Front Loading Washing Machines
One of the common myths of front loading washing machines is that they aren’t a good choice owing to the fact they use less water than traditional washing machines.
But this not entirely true, as this range of washers not only save you money on water and utility bills, but also offer longer cycle times resulting in cleaner diapers.
Also keep in mind that you must use compatible detergent with HE machines, which are basically low-sudsing detergents that maintain cleaning power while rinsing away with less water.
Nellie’s NLS-100T All Natural Laundry soda is a great detergent for HE front loading machines, and is super concentrated yet contains all natural ingredients, making it safe to use for cloth diapers.
Washing Cloth Diapers using Front Loading HE Machines
Now that you’re well educated on using HE machines for cloth diaper laundry, let’s talk typical wash routines. I use a two cycle wash routine and this works for most of the HE washing machines available today.
The two cycle routine consists of first running a prewash cycle to get rid of most of the soil and then the main cycle to deep clean the diapers so that they are thoroughly clean each time they come out of the washing machine.
Start by choosing quick wash, sped wash, or express wash or a short cycle that lasts at least 30-45 minutes to get rid of the surface dirt so the main wash can be done with clean water.
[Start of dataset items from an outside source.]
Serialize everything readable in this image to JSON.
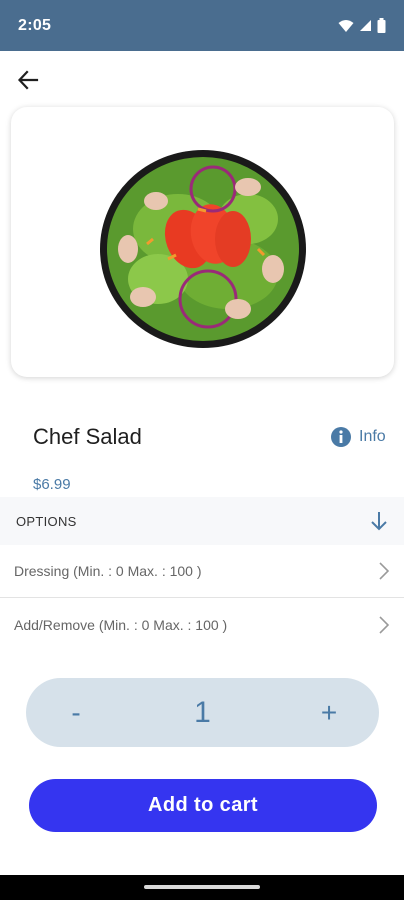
{
  "status": {
    "time": "2:05"
  },
  "product": {
    "name": "Chef Salad",
    "price": "$6.99",
    "info_label": "Info"
  },
  "options": {
    "header": "OPTIONS",
    "items": [
      {
        "label": "Dressing (Min. : 0 Max. : 100 )"
      },
      {
        "label": "Add/Remove (Min. : 0 Max. : 100 )"
      }
    ]
  },
  "quantity": {
    "minus": "-",
    "value": "1",
    "plus": "+"
  },
  "cart": {
    "button_label": "Add to cart"
  },
  "colors": {
    "status_bar": "#4a6d8f",
    "accent": "#4a7aa6",
    "cta": "#3535f0",
    "stepper_bg": "#d6e1ea"
  }
}
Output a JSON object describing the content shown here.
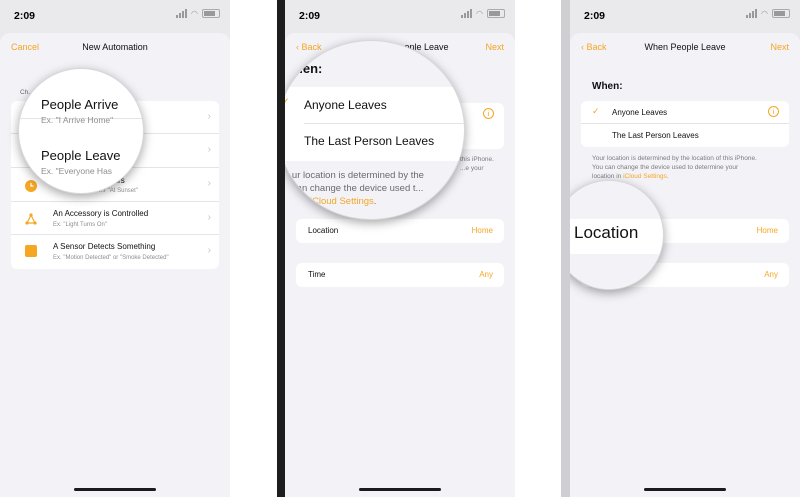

If you’re using a high efficiency front loading machine, you will need to select a normal or cottons cycle for prewashing because heavily soiled diapers do not agitate as easily without the tumbling action of the front loader.
Remember to select the highest spin you can for the cycle and turn off any extra prewash or rinse cycles that may pop up. I recommend adding a small amount of water softener (if you have hard water) and detergent for prewashing.
1. This is the cycle that deep cleans your cloth diapers, by getting into the inner layers of your fabric. Before initiating your main wash cycle, you first need to clean the drum and fluff up the diapers.
In this cycle, you can add other small laundry as well until it is ¾ full. Refrain from putting large items such as blankets or any laundry that will cover the cloth diapers and prevent them from agitating.
2. Next, select the longest cycle of your washing machine with the strongest agitation such as power wash or heavy duty or if any if these are missing, select the longest cottons or normal cycle.
Top Loading Washing Machines (Non HE)
These traditional washing machines provide great agitation and are compatible with any mainstream cloth diaper friendly detergent.
Top loading machines also have two cycles – prewash and main cycle, where the former is used to remove the surface soil and latter to deep clean.
If you’re going to be using plant based detergents in the main wash cycle, then ensure you use hot water owing to their chemical structure.
Unlike front loading washing machines, you can use extra rinses as needed especially if your diapers come out slimy.
The extra rinses may not work well if you’re washing cloth diapers in hard water as they will diminish their longevity, so make sure you use some type of hard water treatment if you’re going to go this route.
Drying Cloth Diapers
Just like cleaning cloth diapers, drying strategies vary across manufacturers. The two options it boils down to is machine drying or line drying.
Machine drying cloth diapers generally keeps them clean by eliminating bacterial buildup.
Sunlight drying also help kill odor causing bacteria, but UV rays may take a toll to the waterproof lining and elastic so read the manufacturer’s instructions.
Just like every other thing you buy, it is important to maintain them in order to accelerate their longevity. And with regards to cloth diapers, this means washing them the right way. Furthermore and contrary to popular belief, washing cloth is not the same as regular laundry and before getting started it is very important that you pay attention to the manufacturer’s instructions if any.
Also it is important to use the right detergent in order prevent diaper rash and other types of infections that may result from getting in contact with the soap.